I searched a bit to see whether similar question has been posted here in the past. I only found this question, which deals with orthonormal basis rather than Hamel basis: Linear Operator bounded on a basis.

Answer 1

I think for the case $T:\ell^2\to\mathbb R$ this is not possible.

First, we choose a Hamel basis $\{e_n : n\in \mathbb N\}\cup \{f_i : i\in I\}$, where $e_n$ are the (standard, orthogonal) unit vectors.

Now we can define $T$ via $$ T e_n = 1 \\ T f_i = 0 $$

and accordingly on linear combinations of these.
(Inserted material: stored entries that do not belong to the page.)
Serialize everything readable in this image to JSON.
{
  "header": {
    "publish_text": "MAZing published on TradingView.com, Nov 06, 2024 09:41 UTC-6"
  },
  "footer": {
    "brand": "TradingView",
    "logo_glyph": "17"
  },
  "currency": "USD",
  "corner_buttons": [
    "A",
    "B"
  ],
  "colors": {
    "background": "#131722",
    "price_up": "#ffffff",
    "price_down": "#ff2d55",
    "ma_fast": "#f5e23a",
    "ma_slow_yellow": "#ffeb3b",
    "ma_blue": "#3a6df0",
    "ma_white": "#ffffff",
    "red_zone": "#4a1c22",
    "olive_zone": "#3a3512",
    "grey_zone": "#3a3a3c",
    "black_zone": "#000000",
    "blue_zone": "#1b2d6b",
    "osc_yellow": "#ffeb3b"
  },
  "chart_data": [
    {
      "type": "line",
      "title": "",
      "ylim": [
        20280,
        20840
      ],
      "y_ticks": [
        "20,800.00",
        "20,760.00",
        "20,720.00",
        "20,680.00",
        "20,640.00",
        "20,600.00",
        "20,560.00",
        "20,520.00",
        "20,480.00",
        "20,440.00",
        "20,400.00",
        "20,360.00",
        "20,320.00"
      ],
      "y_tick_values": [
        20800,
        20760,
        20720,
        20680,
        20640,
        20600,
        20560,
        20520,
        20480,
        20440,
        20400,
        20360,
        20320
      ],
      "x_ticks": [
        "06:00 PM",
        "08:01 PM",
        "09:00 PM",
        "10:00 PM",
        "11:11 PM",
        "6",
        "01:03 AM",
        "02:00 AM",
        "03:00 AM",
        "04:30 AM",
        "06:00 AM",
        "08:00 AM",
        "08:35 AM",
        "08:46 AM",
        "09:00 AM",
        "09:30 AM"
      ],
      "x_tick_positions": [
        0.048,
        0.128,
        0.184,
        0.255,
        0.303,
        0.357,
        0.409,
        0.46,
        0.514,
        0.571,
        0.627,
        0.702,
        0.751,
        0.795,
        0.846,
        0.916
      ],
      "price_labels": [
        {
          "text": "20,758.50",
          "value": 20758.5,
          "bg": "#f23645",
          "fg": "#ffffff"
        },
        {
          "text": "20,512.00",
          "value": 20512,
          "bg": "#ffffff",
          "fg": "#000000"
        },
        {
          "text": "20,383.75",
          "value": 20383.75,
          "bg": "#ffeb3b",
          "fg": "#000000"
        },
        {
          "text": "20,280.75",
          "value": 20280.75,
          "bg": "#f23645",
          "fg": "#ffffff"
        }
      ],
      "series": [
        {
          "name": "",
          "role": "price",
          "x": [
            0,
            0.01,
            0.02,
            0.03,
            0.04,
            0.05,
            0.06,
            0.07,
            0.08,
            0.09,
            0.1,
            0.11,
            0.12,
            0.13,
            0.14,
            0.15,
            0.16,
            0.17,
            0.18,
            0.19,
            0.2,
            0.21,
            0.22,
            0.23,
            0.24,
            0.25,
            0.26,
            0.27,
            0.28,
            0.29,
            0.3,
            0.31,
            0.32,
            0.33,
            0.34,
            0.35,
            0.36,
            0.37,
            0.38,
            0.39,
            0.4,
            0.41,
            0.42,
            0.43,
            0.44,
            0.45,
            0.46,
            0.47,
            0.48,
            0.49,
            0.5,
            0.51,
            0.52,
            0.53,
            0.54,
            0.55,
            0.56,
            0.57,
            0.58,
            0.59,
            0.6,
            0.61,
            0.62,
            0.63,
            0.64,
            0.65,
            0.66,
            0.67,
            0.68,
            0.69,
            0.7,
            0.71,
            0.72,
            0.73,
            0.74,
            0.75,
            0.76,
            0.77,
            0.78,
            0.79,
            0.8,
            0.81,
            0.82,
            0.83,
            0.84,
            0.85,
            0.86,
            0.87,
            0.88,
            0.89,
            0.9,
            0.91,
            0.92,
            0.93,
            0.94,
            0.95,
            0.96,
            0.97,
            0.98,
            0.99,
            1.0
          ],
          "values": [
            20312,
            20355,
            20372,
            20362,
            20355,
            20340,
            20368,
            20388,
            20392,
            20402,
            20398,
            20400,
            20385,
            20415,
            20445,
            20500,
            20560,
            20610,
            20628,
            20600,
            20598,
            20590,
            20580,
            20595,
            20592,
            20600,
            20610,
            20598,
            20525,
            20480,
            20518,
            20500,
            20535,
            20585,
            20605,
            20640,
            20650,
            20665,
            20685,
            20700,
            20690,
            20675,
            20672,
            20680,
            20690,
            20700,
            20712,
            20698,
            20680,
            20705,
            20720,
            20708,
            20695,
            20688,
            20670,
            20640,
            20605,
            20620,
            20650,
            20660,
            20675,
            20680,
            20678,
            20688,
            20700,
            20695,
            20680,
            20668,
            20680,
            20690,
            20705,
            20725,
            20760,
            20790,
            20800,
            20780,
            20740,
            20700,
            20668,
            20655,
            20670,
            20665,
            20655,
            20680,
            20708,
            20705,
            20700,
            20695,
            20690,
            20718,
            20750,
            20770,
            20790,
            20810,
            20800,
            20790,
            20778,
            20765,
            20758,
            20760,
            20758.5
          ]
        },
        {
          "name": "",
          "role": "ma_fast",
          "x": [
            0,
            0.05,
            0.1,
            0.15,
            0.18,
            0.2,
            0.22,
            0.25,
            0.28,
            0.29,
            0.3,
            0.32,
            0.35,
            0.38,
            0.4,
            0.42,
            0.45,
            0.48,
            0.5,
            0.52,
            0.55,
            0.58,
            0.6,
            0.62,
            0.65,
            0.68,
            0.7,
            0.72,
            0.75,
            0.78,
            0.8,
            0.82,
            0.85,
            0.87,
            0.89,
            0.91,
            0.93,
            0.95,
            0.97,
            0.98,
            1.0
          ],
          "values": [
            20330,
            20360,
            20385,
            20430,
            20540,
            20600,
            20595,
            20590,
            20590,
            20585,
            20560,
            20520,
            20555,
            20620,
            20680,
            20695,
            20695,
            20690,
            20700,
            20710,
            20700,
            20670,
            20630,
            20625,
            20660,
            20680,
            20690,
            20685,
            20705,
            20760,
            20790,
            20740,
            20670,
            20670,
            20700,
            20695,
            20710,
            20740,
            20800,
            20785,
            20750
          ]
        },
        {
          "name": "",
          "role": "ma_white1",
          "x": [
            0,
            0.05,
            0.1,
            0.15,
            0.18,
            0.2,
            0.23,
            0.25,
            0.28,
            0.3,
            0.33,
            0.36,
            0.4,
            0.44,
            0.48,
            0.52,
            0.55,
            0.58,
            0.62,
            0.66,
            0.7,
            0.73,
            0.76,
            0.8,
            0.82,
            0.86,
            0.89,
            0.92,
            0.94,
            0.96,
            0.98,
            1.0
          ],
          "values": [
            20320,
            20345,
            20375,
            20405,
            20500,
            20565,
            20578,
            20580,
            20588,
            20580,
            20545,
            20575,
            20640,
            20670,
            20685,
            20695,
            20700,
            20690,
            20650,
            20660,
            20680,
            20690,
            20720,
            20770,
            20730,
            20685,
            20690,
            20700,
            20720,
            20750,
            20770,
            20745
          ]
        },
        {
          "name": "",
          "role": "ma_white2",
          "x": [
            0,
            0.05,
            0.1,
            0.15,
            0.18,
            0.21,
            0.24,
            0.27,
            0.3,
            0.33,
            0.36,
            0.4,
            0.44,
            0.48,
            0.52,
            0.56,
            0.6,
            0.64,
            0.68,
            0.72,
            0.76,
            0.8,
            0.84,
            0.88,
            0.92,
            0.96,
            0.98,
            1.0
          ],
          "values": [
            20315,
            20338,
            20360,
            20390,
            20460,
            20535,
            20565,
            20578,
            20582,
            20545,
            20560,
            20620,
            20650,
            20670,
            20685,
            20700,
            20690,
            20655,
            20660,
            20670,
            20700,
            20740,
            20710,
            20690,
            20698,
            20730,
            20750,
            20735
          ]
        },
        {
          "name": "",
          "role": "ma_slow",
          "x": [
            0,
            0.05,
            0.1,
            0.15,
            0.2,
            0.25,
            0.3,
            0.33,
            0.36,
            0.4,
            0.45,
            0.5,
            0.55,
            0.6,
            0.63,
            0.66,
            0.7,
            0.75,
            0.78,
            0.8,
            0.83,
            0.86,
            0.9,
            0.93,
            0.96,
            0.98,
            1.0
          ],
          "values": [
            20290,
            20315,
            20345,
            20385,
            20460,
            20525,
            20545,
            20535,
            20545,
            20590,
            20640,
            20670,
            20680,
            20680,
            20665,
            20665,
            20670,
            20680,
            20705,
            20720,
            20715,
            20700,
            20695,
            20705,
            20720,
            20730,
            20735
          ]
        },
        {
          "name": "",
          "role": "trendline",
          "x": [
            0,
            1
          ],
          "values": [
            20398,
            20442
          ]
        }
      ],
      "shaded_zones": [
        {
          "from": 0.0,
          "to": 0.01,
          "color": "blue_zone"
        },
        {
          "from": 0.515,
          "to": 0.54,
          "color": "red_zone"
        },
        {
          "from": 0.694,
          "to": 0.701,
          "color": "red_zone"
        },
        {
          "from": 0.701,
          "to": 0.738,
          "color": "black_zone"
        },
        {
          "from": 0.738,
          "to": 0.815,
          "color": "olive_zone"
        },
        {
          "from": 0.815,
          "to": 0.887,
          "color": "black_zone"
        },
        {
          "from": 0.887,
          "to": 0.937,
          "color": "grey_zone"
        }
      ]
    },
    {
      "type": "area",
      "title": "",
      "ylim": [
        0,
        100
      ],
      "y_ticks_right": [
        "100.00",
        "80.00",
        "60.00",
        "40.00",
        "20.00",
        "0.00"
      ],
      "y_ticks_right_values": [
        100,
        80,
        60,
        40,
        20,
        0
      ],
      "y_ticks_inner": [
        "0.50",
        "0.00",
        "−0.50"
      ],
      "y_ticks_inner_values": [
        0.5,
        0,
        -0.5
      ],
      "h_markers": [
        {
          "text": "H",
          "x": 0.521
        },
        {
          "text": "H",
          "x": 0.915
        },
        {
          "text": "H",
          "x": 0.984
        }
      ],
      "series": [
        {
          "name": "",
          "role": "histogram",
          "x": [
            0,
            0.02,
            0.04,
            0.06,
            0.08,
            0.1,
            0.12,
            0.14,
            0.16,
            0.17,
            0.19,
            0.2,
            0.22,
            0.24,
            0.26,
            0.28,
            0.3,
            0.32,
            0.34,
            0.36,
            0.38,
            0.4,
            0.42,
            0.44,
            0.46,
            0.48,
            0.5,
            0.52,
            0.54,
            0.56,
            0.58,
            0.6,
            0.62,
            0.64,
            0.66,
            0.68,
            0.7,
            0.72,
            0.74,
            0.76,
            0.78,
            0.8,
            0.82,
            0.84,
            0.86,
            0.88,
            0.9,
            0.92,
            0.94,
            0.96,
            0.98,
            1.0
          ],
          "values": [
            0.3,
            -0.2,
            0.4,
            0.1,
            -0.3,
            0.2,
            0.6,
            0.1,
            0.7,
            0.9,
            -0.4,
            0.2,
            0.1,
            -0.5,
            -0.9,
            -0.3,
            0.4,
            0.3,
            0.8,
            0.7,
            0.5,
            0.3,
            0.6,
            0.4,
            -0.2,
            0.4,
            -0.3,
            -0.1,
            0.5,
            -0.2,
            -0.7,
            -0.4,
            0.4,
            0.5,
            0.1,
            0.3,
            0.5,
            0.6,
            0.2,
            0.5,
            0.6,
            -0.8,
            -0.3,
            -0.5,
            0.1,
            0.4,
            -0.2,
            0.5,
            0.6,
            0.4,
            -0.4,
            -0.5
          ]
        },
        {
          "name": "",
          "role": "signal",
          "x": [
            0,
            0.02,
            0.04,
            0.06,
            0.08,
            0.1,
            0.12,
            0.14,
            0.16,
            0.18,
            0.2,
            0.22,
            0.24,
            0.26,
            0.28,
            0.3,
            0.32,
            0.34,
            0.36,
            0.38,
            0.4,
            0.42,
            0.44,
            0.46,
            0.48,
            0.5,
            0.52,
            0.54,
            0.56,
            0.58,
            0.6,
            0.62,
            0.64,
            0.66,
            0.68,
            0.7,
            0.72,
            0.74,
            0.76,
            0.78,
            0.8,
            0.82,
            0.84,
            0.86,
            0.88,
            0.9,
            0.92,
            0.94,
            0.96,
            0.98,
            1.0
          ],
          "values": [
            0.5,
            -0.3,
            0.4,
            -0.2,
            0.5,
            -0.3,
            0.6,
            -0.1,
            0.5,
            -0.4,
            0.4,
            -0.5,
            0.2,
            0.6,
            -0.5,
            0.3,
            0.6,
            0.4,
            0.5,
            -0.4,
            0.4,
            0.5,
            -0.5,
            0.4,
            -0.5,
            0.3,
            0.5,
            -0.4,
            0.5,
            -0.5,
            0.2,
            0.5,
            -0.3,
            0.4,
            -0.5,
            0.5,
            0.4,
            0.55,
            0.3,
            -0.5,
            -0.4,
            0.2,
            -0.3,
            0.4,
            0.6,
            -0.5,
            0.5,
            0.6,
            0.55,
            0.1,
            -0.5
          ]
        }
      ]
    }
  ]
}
Now $\| Tx \| \leq \|x\|$ holds for this basis. On the other hand, it can be seen that $T$ is unbounded: Indeed, for $x_n := e_1+\dots+e_n$ we have $\| x_n \|=\sqrt{n}$, but $T x_n = n$, so $\frac1{\| x_n \|} Tx_n = \sqrt{n} \to \infty$.

Answer 2

To extend supinf's result, in Banach spaces this is impossible: It is known that for every Hamel basis of them $B=\{b_i: i\in I\}$, at most finitely many of the coordinate functionals are bounded. On the other hand each coordinate functional $b_i^{\#}$ is bounded on $B$, as for $i\neq j$, $b_i^{\#}(b_j)=0 \leq \|b_j\|$ and $b_i^{\#}(b_i)=1 \leq \frac{1}{\|b_i\|}\|b_i\|$, so each $b_i^{\#}$ is bounded on the base with a constant $M_i=\frac{1}{\|b_i\|}$.